Despite demands from the family and community for police to release dashcam and body camera footage to the public, police are resisting such a move.
Charlotte-Mecklenburg Police Chief Kerr Putney said the footage of Scott’s killing could undermine the investigation. The video will be made public when he believes there is a “compelling reason” to do so, he told reporters Thursday.
“You shouldn’t expect it to be released,” he added. “I’m not going to jeopardize the investigation.”
At one point during the evening, protesters stopped to block an intersection near Bank of America’s headquarters and chanted “release the tape,” but when police and the National Guard moved in, protesters moved on.
Bank of America — along with Wells Fargo and Duke Energy — told its employees to stay out of Charlotte.
Protesters also descended upon I-277, as they did the previous two nights. Riot gear-wearing police managed to move protesters off I-277 after dispersing tear gas, according to WSOC. Pepper spray was also used.

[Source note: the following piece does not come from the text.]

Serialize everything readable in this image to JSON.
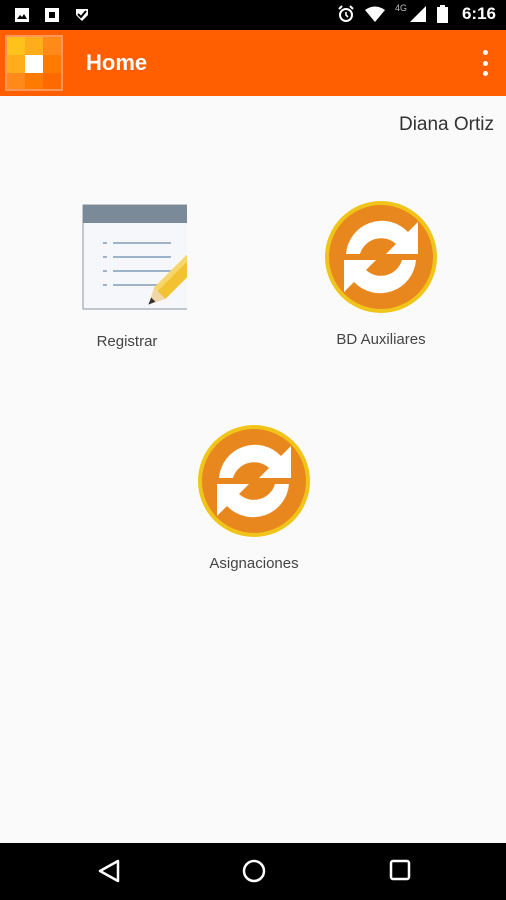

Thursday night’s protest also kicked off shortly after Charlotte police confirmed that a man shot by another civilian during Wednesday night’s protests had died, and that a homicide investigation has been launched. Police identified the victim as Justin Carr, 26.
A candlelight vigil was set up to remember Carr.
“Detectives with the Homicide Unit canvassed the area to determine whether there were any witnesses to this incident,” Charlotte-Mecklenburg Police said in a statement of Carr’s death. “Crime Scene Search responded to the call for service to process the scene and collect physical evidence. This is an ongoing, active investigation.”